Another long comment from me. Your posts fill me with "seeing" on these Sunday mornings we spend together:). And now if only I could live into it!

I feel my breath, and my heart, soften reading this—like you’ve placed a hand on the doorframe of the temple and are gently inviting us in. There’s something in your writing that invites not only reflection but an embodied stillness—a pause where I notice sensation as well as thought.

Your words reminded me of that old Taoist text (which you likely pointed me to in another of your writings), The Secret of the Golden Flower, and its simple yet potent teaching: turn the light around. Not as effort, but as a returning—of attention, of spirit, of presence. To dwell within the “eternal silence between two beats” is to feel what that text describes as the movement of light returning to its source, the soul circling home. It’s not hard to imagine Hermes standing right there, just beyond the threshold, smiling.

And then Wordsworth’s lines lit up in me:

“Trailing clouds of glory do we come

From God, who is our home:

Heaven lies about us in our infancy!”

There’s something in what you’re writing that brings these ancient voices together. You’re helping us remember not only what we’ve forgotten, but why we forgot. The turning away from the heart wasn’t a simple mistake of philosophy—it was a movement of culture, of fear, of fragmentation, of trauma. Perhaps, even, the cost of the Mental Structure of consciousness? But now, we are being called to turn back—not as children, but as conscious stewards of the heart. No easy feat! Perhaps to be a steward of the heart means learning to abide in its rhythms, to attune to what is subtle and alive, to feel and follow its coherence even when the world pulls us elsewhere. It is so good to have you, all of us, as companions along the way.

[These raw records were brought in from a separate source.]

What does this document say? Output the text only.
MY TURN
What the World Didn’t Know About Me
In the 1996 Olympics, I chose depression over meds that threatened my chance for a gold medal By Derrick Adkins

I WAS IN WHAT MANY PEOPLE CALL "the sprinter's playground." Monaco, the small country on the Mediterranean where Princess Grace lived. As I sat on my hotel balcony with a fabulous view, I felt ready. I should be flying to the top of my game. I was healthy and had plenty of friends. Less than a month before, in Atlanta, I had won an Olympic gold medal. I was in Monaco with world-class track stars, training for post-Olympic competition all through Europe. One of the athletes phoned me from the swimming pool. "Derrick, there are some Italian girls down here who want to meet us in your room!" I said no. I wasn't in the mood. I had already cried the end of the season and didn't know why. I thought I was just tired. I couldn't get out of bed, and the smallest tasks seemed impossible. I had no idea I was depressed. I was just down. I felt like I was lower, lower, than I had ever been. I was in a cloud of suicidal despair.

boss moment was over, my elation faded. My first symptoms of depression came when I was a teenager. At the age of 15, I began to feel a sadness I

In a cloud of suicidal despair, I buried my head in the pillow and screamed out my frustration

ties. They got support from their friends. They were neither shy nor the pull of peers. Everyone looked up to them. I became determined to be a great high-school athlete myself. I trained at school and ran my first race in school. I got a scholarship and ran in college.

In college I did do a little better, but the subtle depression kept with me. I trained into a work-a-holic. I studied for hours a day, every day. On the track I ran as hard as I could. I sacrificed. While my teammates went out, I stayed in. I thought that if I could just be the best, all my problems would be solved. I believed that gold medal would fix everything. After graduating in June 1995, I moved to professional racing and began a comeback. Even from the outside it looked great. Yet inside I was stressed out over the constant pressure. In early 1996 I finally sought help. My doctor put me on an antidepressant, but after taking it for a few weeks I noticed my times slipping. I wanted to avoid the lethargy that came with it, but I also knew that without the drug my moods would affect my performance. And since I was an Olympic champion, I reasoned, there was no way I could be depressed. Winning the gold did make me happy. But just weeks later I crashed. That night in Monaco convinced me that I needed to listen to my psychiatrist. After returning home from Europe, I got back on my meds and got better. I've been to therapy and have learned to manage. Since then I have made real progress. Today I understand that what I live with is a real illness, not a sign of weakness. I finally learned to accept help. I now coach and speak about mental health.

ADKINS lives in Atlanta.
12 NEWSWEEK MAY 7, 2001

Your image of the philosopher and the physician once intertwined—like serpents on Hermes’ staff—is one I will carry. It seems to me to be the perfect image of the "wisdom way of knowing." It speaks to the deep integration we are longing for. Not just wisdom about the heart, but the felt wisdom within it. I sense that this is the work of what I call Advocacy of the Heart too: to live in the unseen chamber, where light circulates and silence speaks—to open to presence as teacher, to let the intelligence of the heart guide the whole.